This year, 36 students are participating in the program from Japan, Brazil, India, Indonesia, Jordan, Kazakhstan, Lithuania, Mexico, the Philippines, Poland, Saudi Arabia, Thailand and Turkey. Until August 1, they will attend a couple dozen lectures on such subjects as energy strategy, radioactive waste management, nuclear safety and security, and nuclear nonproliferation.
They will further deepen their understanding through group work and visits to plants and facilities.

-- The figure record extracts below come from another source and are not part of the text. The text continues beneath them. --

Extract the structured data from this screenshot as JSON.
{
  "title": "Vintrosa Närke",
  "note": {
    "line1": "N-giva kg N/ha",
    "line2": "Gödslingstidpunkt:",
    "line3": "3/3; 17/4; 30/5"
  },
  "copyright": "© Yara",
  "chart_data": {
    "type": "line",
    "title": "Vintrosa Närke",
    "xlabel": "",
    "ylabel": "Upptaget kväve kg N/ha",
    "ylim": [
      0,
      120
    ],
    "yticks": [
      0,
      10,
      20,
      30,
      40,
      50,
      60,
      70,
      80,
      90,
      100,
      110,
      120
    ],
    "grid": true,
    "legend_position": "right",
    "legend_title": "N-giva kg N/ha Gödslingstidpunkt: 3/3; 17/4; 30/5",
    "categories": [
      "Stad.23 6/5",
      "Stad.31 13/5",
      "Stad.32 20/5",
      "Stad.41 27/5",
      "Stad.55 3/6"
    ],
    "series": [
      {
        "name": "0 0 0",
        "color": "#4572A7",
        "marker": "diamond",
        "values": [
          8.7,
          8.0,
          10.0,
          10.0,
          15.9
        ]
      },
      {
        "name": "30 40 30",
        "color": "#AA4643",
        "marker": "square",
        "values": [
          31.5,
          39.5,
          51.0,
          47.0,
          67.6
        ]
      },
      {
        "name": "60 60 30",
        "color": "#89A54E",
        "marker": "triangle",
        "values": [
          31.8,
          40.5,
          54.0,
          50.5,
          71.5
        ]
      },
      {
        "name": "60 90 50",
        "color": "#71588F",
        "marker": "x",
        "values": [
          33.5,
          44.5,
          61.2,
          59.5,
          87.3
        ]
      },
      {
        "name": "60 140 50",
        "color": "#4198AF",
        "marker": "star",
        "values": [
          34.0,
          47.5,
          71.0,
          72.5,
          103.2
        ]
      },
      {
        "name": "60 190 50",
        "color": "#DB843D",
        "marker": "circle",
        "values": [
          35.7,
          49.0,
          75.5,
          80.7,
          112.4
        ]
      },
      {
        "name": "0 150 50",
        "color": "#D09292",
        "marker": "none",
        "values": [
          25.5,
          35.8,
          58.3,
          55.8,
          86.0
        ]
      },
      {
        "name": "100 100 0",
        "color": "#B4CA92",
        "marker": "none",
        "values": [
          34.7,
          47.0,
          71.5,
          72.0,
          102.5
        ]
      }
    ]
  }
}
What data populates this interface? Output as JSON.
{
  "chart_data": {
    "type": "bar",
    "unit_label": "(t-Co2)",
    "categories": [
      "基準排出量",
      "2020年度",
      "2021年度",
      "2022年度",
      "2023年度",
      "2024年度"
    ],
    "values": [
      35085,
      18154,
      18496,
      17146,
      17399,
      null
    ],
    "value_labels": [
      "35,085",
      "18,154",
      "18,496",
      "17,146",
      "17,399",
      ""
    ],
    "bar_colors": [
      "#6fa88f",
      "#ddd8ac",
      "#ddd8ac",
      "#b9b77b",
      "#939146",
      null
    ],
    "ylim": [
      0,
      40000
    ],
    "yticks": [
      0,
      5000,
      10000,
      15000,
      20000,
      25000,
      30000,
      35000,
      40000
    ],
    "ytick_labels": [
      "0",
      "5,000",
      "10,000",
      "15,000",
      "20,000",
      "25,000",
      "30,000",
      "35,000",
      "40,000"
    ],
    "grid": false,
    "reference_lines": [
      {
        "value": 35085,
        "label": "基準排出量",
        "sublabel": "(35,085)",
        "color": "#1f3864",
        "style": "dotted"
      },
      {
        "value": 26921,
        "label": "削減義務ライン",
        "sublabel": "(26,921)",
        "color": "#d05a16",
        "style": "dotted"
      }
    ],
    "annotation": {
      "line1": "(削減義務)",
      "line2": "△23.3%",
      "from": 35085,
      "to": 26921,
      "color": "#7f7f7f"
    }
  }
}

At the end of the course, a diploma will be presented to all those who pass a final exam.
This is the eighth time that the annual NEM school has been held, co-sponsored by IAEA, since the first one in 2012, which was launched in the wake of the accident at the Fukushima Daiichi Nuclear Power Plants.

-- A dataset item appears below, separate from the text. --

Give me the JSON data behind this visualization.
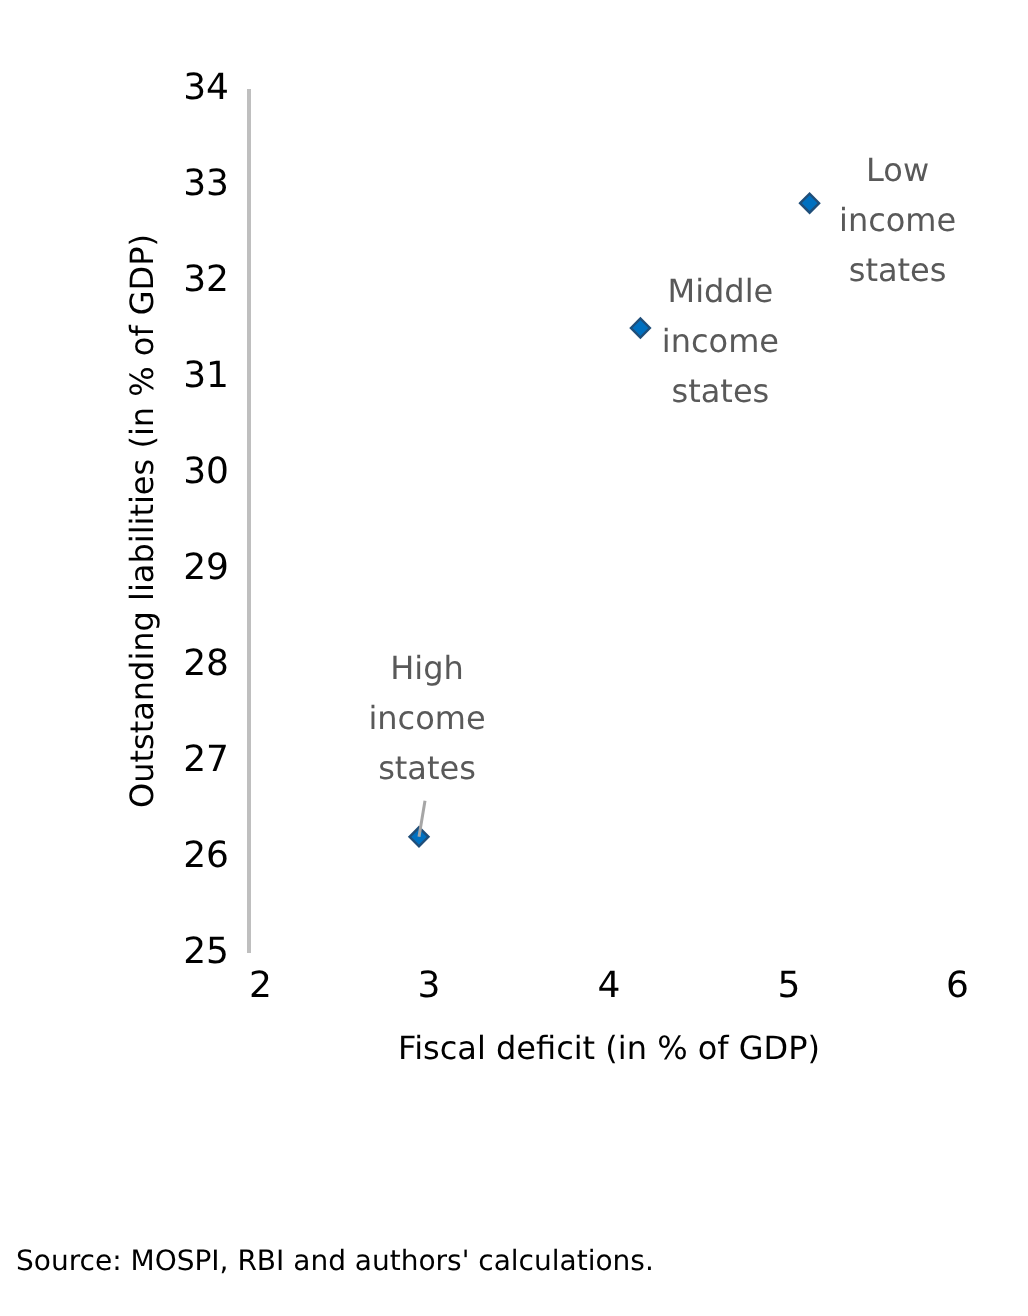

This year, in addition to regular visits to Fukushima Prefecture to see the Fukushima Daiichi and Fukushima Daini NPPs and the Naraha Remote Technology Development Center (owned by the Japan Atomic Energy Agency (JAEA)) in Naraha Town, the participants will also travel to Fukui Prefecture, where they will visit the Ohi NPP, owned and operated by the Kansai Electric Power Co. They will also hear explanations from Fukui authorities on prefectural activities to ensure nuclear safety.

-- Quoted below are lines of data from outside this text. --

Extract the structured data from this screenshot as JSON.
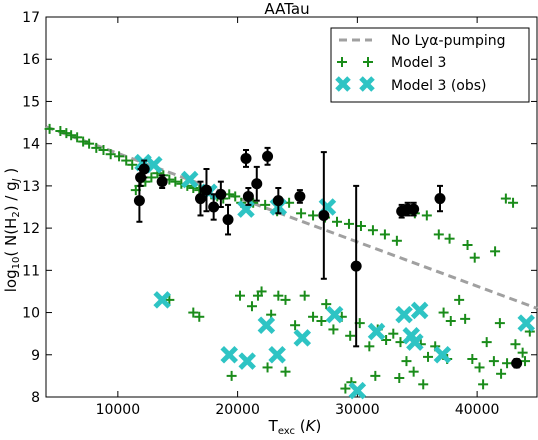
{
  "chart_data": {
    "type": "scatter",
    "title": "AATau",
    "xlabel": "T_exc (K)",
    "ylabel": "log10( N(H2) / gJ )",
    "xlim": [
      4000,
      45000
    ],
    "ylim": [
      8,
      17
    ],
    "xticks": [
      "10000",
      "20000",
      "30000",
      "40000"
    ],
    "xtick_values": [
      10000,
      20000,
      30000,
      40000
    ],
    "yticks": [
      "8",
      "9",
      "10",
      "11",
      "12",
      "13",
      "14",
      "15",
      "16",
      "17"
    ],
    "ytick_values": [
      8,
      9,
      10,
      11,
      12,
      13,
      14,
      15,
      16,
      17
    ],
    "legend_position": "top-right",
    "legend": {
      "no_pumping": "No Lyα-pumping",
      "model3": "Model 3",
      "model3_obs": "Model 3 (obs)"
    },
    "colors": {
      "no_pumping": "#a0a0a0",
      "model3": "#1a8c1a",
      "model3_obs": "#2ec4c4",
      "observed": "#000000"
    },
    "no_pumping_line": [
      [
        4000,
        14.4
      ],
      [
        45000,
        10.1
      ]
    ],
    "observed": [
      {
        "x": 11800,
        "y": 12.65,
        "err": 0.5
      },
      {
        "x": 11900,
        "y": 13.2,
        "err": 0.2
      },
      {
        "x": 12200,
        "y": 13.4,
        "err": 0.2
      },
      {
        "x": 13700,
        "y": 13.1,
        "err": 0.15
      },
      {
        "x": 16900,
        "y": 12.7,
        "err": 0.4
      },
      {
        "x": 17400,
        "y": 12.9,
        "err": 0.5
      },
      {
        "x": 18000,
        "y": 12.5,
        "err": 0.3
      },
      {
        "x": 18600,
        "y": 12.8,
        "err": 0.3
      },
      {
        "x": 19200,
        "y": 12.2,
        "err": 0.35
      },
      {
        "x": 20700,
        "y": 13.65,
        "err": 0.2
      },
      {
        "x": 20900,
        "y": 12.75,
        "err": 0.2
      },
      {
        "x": 21600,
        "y": 13.05,
        "err": 0.4
      },
      {
        "x": 22500,
        "y": 13.7,
        "err": 0.2
      },
      {
        "x": 23400,
        "y": 12.65,
        "err": 0.3
      },
      {
        "x": 25200,
        "y": 12.75,
        "err": 0.15
      },
      {
        "x": 27200,
        "y": 12.3,
        "err": 1.5
      },
      {
        "x": 29900,
        "y": 11.1,
        "err": 1.9
      },
      {
        "x": 33700,
        "y": 12.4,
        "err": 0.15
      },
      {
        "x": 34200,
        "y": 12.45,
        "err": 0.15
      },
      {
        "x": 34700,
        "y": 12.45,
        "err": 0.15
      },
      {
        "x": 36900,
        "y": 12.7,
        "err": 0.3
      },
      {
        "x": 43300,
        "y": 8.8,
        "err": 0.1
      }
    ],
    "model3": [
      [
        4300,
        14.35
      ],
      [
        5200,
        14.3
      ],
      [
        5700,
        14.25
      ],
      [
        6100,
        14.2
      ],
      [
        6600,
        14.15
      ],
      [
        7100,
        14.05
      ],
      [
        7600,
        14.0
      ],
      [
        8200,
        13.9
      ],
      [
        8800,
        13.85
      ],
      [
        9400,
        13.75
      ],
      [
        10100,
        13.7
      ],
      [
        10700,
        13.6
      ],
      [
        11200,
        13.5
      ],
      [
        11500,
        12.9
      ],
      [
        11800,
        13.0
      ],
      [
        12300,
        13.1
      ],
      [
        12800,
        13.2
      ],
      [
        13300,
        13.3
      ],
      [
        13800,
        13.25
      ],
      [
        14300,
        13.15
      ],
      [
        14800,
        13.1
      ],
      [
        15300,
        13.05
      ],
      [
        15800,
        13.0
      ],
      [
        16300,
        12.95
      ],
      [
        16800,
        12.9
      ],
      [
        17300,
        12.85
      ],
      [
        17800,
        12.8
      ],
      [
        18300,
        12.75
      ],
      [
        18800,
        12.7
      ],
      [
        19300,
        12.8
      ],
      [
        19800,
        12.75
      ],
      [
        20300,
        12.6
      ],
      [
        21300,
        12.6
      ],
      [
        22300,
        12.55
      ],
      [
        23300,
        12.4
      ],
      [
        24300,
        12.6
      ],
      [
        25300,
        12.35
      ],
      [
        26300,
        12.3
      ],
      [
        27300,
        12.25
      ],
      [
        28300,
        12.15
      ],
      [
        29300,
        12.1
      ],
      [
        30300,
        12.05
      ],
      [
        31300,
        11.95
      ],
      [
        32300,
        11.85
      ],
      [
        33300,
        11.7
      ],
      [
        34800,
        12.35
      ],
      [
        35800,
        12.3
      ],
      [
        36800,
        11.85
      ],
      [
        37700,
        11.75
      ],
      [
        39200,
        11.6
      ],
      [
        39800,
        11.3
      ],
      [
        41500,
        11.45
      ],
      [
        42400,
        12.7
      ],
      [
        43000,
        12.6
      ],
      [
        14300,
        10.3
      ],
      [
        16300,
        10.0
      ],
      [
        16800,
        9.9
      ],
      [
        20200,
        10.4
      ],
      [
        21200,
        10.15
      ],
      [
        21700,
        10.4
      ],
      [
        22000,
        10.5
      ],
      [
        22800,
        9.95
      ],
      [
        23400,
        10.4
      ],
      [
        24000,
        10.3
      ],
      [
        24800,
        9.7
      ],
      [
        25600,
        10.4
      ],
      [
        26300,
        9.9
      ],
      [
        27000,
        9.8
      ],
      [
        27400,
        10.2
      ],
      [
        28000,
        9.6
      ],
      [
        28700,
        9.9
      ],
      [
        29400,
        9.45
      ],
      [
        30200,
        9.75
      ],
      [
        31000,
        9.2
      ],
      [
        31700,
        9.6
      ],
      [
        32400,
        9.35
      ],
      [
        33000,
        9.5
      ],
      [
        33600,
        9.3
      ],
      [
        34100,
        8.85
      ],
      [
        34700,
        8.6
      ],
      [
        35300,
        9.25
      ],
      [
        35900,
        8.95
      ],
      [
        36500,
        9.2
      ],
      [
        37200,
        10.0
      ],
      [
        37800,
        9.8
      ],
      [
        38500,
        10.3
      ],
      [
        39000,
        9.85
      ],
      [
        39600,
        8.9
      ],
      [
        40200,
        8.7
      ],
      [
        40800,
        9.3
      ],
      [
        41400,
        8.85
      ],
      [
        41900,
        9.75
      ],
      [
        42500,
        8.8
      ],
      [
        43200,
        9.25
      ],
      [
        43800,
        9.05
      ],
      [
        44400,
        9.55
      ],
      [
        19500,
        8.5
      ],
      [
        22500,
        8.7
      ],
      [
        24000,
        8.6
      ],
      [
        29000,
        8.2
      ],
      [
        31500,
        8.5
      ],
      [
        33500,
        8.45
      ],
      [
        35500,
        8.3
      ],
      [
        37500,
        8.9
      ],
      [
        40500,
        8.3
      ],
      [
        42000,
        8.55
      ],
      [
        44000,
        8.85
      ],
      [
        29500,
        8.35
      ]
    ],
    "model3_obs": [
      [
        12100,
        13.55
      ],
      [
        13000,
        13.5
      ],
      [
        16000,
        13.15
      ],
      [
        17600,
        12.85
      ],
      [
        20700,
        12.45
      ],
      [
        23400,
        12.5
      ],
      [
        27500,
        12.5
      ],
      [
        13700,
        10.3
      ],
      [
        22400,
        9.7
      ],
      [
        19300,
        9.0
      ],
      [
        20800,
        8.85
      ],
      [
        23300,
        9.0
      ],
      [
        25400,
        9.4
      ],
      [
        28100,
        9.95
      ],
      [
        30000,
        8.15
      ],
      [
        31600,
        9.55
      ],
      [
        33900,
        9.95
      ],
      [
        34500,
        9.45
      ],
      [
        35200,
        10.05
      ],
      [
        34800,
        9.3
      ],
      [
        37100,
        9.0
      ],
      [
        44100,
        9.75
      ]
    ]
  }
}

At an opening ceremony on July 16, Mitsuru Uesaka, professor at the Nuclear Professional School in the University of Tokyo’s Graduate School of Engineering, and concurrently chairman of the IAEA NEM School Executive Committee, noted the high regard in which the NEM educational program was held. He exhorted the participants by telling them, “Enjoy your studies!”
Opening remarks at the July 16 ceremony were made by five individuals: Director Christophe Xerri of the Fuel Cycle and Waste Technology Division at IAEA’s Nuclear Energy Department, Chairman Yoshiaki Oka of the Japan Atomic Energy Commission (JAEC), Deputy Director-general Yoshiyuki Chihara at the Research Promotion Bureau of Japan’s Ministry of Education, Culture, Sports, Science and Technology (MEXT), Special Research Officer Kentaro Funaki of international nuclear technology at METI’s Agency for Natural Resources and Energy (ANRE), and JAIF President Akio Takahashi, who also chairs the Japan Nuclear Human Resource Development Network (JN-HRD Net).
Following the ceremony, JAEC’s Oka was the first to deliver a lecture to the students, talking about the utilization of nuclear energy, thus kicking off the NEM school’s two-week program.